Jackson's jaw was wired shut and he was supposed to miss four to six weeks, but instead missed only two games.

"He almost got decapitated," Swilling recalled. "He's tough as nails, but I couldn't believe he showed up and played in that game — and played well. And I still can't believe it."

Jackson played without thigh or knee pads, which he believed slowed him down. Hebert remembered Jackson sometimes stuffing small kitchen sponges in his pants where the pads would normally go.

Jackson said he wore small shoulder pads, too. Yet he missed only two of 229 regular season games in his career.

The Saints were coming off a 1-15 season when they selected Jackson in the second round of the 1981 draft out of Pittsburgh, where Jackson played end along with Hugh Green.

Rather than lamenting the fact that he'd start his pro career with an NFL laughingstock that had never had a winning season when he arrived, Jackson said, "I thought I was going to be the best defensive player in the league and turn everything around. That's the only attitude you can have."

That approach was in character for someone who gave himself the City Champ nickname when he was a three-sport standout — football, basketball (power forward) and baseball (first base) — in his native Pahokee, Fla.

Sure enough, the Saints went to the playoffs for the first time — and three more times — while Jackson was their top defensive star.

Jackson never won a playoff game with New Orleans, but spent the last two years of his career with San Francisco, where he won a Super Bowl.

Even while he was with the 49ers, Jackson maintained his affection for New Orleans. In his first game back in the Louisiana Superdome as a visiting player, he knelt at midfield and kissed the black-and-gold fleur-de-lis.

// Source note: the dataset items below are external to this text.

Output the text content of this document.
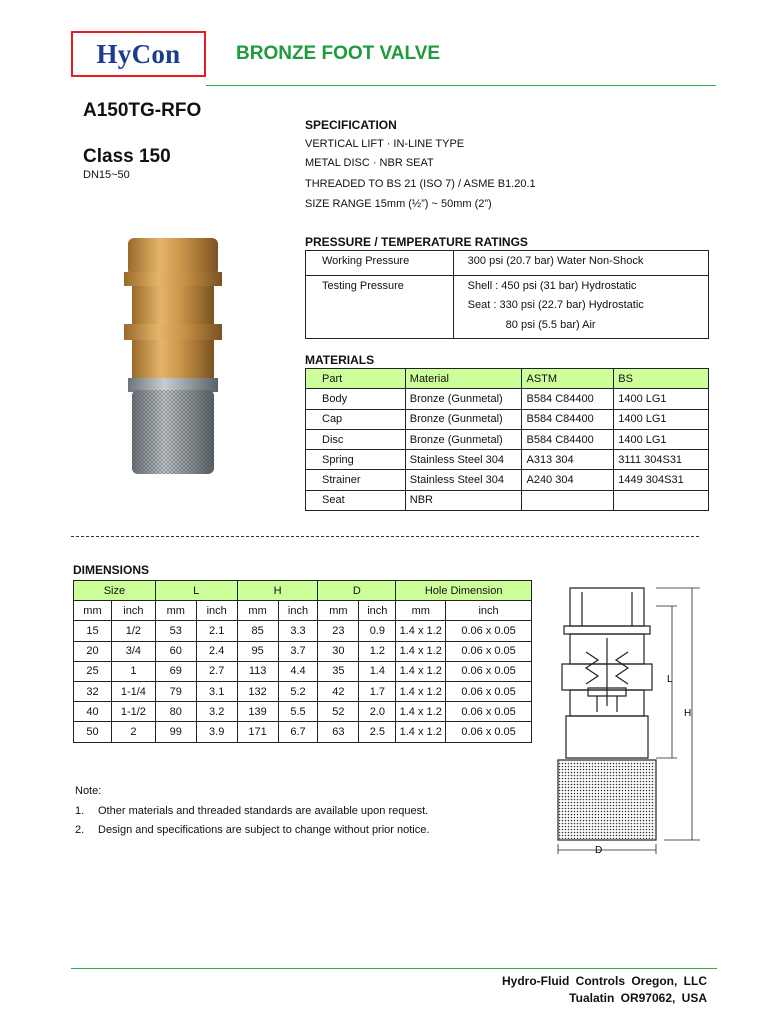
HyCon	BRONZE FOOT VALVE
A150TG-RFO
Class 150
DN15~50
SPECIFICATION
VERTICAL LIFT · IN-LINE TYPE
METAL DISC · NBR SEAT
THREADED TO BS 21 (ISO 7) / ASME B1.20.1
SIZE RANGE 15mm (½”) ~ 50mm (2”)
PRESSURE / TEMPERATURE RATINGS
Working Pressure	300 psi (20.7 bar) Water Non-Shock

Testing Pressure	Shell : 450 psi (31 bar) Hydrostatic
Seat : 330 psi (22.7 bar) Hydrostatic
80 psi (5.5 bar) Air
MATERIALS
Part	Material	ASTM	BS
Body	Bronze (Gunmetal)	B584 C84400	1400 LG1
Cap	Bronze (Gunmetal)	B584 C84400	1400 LG1
Disc	Bronze (Gunmetal)	B584 C84400	1400 LG1
Spring	Stainless Steel 304	A313 304	3111 304S31
Strainer	Stainless Steel 304	A240 304	1449 304S31
Seat	NBR		
DIMENSIONS
Size		L		H		D		Hole Dimension	
mm	inch	mm	inch	mm	inch	mm	inch	mm	inch
15	1/2	53	2.1	85	3.3	23	0.9	1.4 x 1.2	0.06 x 0.05
20	3/4	60	2.4	95	3.7	30	1.2	1.4 x 1.2	0.06 x 0.05
25	1	69	2.7	113	4.4	35	1.4	1.4 x 1.2	0.06 x 0.05
32	1-1/4	79	3.1	132	5.2	42	1.7	1.4 x 1.2	0.06 x 0.05
40	1-1/2	80	3.2	139	5.5	52	2.0	1.4 x 1.2	0.06 x 0.05
50	2	99	3.9	171	6.7	63	2.5	1.4 x 1.2	0.06 x 0.05
L
H
D
Note:
1. Other materials and threaded standards are available upon request.
2. Design and specifications are subject to change without prior notice.
Hydro-Fluid Controls Oregon, LLC
Tualatin OR97062, USA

"I came and kissed it, man, because I bleed black-and-gold," said Jackson, who now has a business supplying commercial customers in south Louisiana with oil and gas and who still joins Swilling and Johnson for Dome Patrol autograph sessions. "It wasn't business with me. ... I was more old school. This is my team, this is where my heart's at, and the only thing I want is for the Saints to win."